It isn't often that the House of Commons sees fit to officially censure the media. It's bad enough that our politicians aren't eager to talk about corruption in Quebec, but what grates is that they don't want anyone else to talk about it, either.
Maclean's magazine recently published a cover story calling Quebec "the most corrupt province in Canada." As the magazine's editors have acknowledged, that contention can only be definitively proven with a statistical analysis, perhaps something akin to the country-level analyses carried out by Transparency International. But the article makes a solid prima facie case.
Whether you agree or disagree with the provocative headline or cover photo, the article can't be construed as hate literature or any other category of expression that might merit the attention of Parliament. It's a political analysis that raises important questions.

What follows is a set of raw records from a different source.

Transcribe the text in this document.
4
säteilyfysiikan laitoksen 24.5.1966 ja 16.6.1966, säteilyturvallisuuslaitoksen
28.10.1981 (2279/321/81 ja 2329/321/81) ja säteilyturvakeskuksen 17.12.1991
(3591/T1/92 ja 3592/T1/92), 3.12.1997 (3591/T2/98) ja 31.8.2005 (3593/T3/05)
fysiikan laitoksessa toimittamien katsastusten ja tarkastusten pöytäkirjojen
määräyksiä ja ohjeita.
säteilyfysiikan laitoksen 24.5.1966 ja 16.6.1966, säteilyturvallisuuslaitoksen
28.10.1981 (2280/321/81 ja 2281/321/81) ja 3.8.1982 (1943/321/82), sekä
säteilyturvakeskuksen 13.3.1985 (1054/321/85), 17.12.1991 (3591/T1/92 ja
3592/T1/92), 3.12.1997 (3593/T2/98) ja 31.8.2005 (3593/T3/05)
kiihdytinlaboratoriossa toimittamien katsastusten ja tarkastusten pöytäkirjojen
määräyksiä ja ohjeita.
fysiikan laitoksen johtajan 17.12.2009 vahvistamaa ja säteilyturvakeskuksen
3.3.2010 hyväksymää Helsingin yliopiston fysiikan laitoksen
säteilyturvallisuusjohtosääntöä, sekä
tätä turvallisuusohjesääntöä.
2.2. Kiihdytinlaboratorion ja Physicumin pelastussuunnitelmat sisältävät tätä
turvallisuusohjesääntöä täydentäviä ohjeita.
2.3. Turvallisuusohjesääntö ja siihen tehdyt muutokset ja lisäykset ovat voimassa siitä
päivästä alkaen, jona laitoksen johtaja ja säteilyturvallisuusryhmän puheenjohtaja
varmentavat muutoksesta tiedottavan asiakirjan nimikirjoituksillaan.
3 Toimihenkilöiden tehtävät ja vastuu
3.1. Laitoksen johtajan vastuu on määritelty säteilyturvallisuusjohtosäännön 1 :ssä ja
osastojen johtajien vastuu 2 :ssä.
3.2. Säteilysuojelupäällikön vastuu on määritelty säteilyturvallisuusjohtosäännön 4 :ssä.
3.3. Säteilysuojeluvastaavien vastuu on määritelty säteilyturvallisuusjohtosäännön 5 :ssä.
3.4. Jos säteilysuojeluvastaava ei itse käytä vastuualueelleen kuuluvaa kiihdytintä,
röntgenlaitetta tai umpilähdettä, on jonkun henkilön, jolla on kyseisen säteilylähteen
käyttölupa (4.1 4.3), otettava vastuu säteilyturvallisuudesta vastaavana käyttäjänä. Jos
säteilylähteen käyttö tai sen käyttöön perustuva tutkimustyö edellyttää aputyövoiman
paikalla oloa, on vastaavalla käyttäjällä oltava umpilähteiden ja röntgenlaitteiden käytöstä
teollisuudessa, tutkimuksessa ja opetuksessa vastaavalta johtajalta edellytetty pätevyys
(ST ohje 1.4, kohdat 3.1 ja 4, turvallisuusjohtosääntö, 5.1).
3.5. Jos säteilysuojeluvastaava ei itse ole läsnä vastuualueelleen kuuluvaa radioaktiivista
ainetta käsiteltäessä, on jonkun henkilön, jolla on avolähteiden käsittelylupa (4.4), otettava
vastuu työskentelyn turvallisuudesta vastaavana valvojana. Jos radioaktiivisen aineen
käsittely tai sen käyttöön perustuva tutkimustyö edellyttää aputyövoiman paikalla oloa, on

In an accompanying column, Andrew Coyne summed it up: "Sponsorships, Shawinigate, the ghostly voters of the Gaspésie, Airbus: there's a pattern here, and it's useless to deny it." But, as politicians of all stripes have made clear, there are some questions that mustn't be asked -- some patterns that must go unnoticed.
Quebec Premier Jean Charest sent a letter denouncing those who promote "a simplistic and offensive thesis that Québecers are genetically incapable of acting with integrity." No one is saying anything of the kind. Rather, political observers are simply identifying factors that could create the conditions for scandals, including the tactics employed by separatist and federalist politicians. But by playing the "genetic" card, Charest cannily pushed the topic into taboo territory. He made it about Quebecers themselves -- and more specifically, about ethnicity -- when no one else did.
The House of Commons followed Charest's lead, passing a motion to express "its profound sadness at the prejudice displayed and the stereotypes employed by Maclean's magazine to denigrate the Quebec nation, its history and its institutions." This was passed without a vote being called. It passed by unanimous consent -- but only after the independent and principled Quebec MP André Arthur, who objected, was heckled and left the chamber.
We hope the other MPs present, who did not object, at least take the time to read the media they denounce.
Now, it's true that politicians, like all Canadians, are entitled to express their opinions. The Citizen has received its fair share of angry letters-to-the-editor from disgruntled cabinet ministers -- and that's just fine. Of course, in a democracy less robust than Canada's, an official slap on the wrist from Parliament might be interpreted as an attempt to intimidate the press. But Canada's journalists don't intimidate easily. Still, the parliamentary motion is unsettling, because -- like Charest's letter -- it reframes the debate so that anyone who dares criticize a politician in Quebec can be called a bigot. In a country that prides itself on celebrating diversity, there are few epithets more damaging.
Charest is demanding an apology to Quebecers. Quebecers do indeed deserve an apology -- not from journalists but from politicians of the right and the left, politicians from federalist and separatist camps, politicians from Quebec and from the rest of Canada, none of whom want to talk about this issue. If they really respected the voters of Quebec, they'd be eager to root out corruption and put an end to naked attempts to buy support in the unity wars.
Instead, the political establishment is seizing on what it sees as one more opportunity to patronize Quebec voters -- and also to insult their intelligence and take their complacency for granted.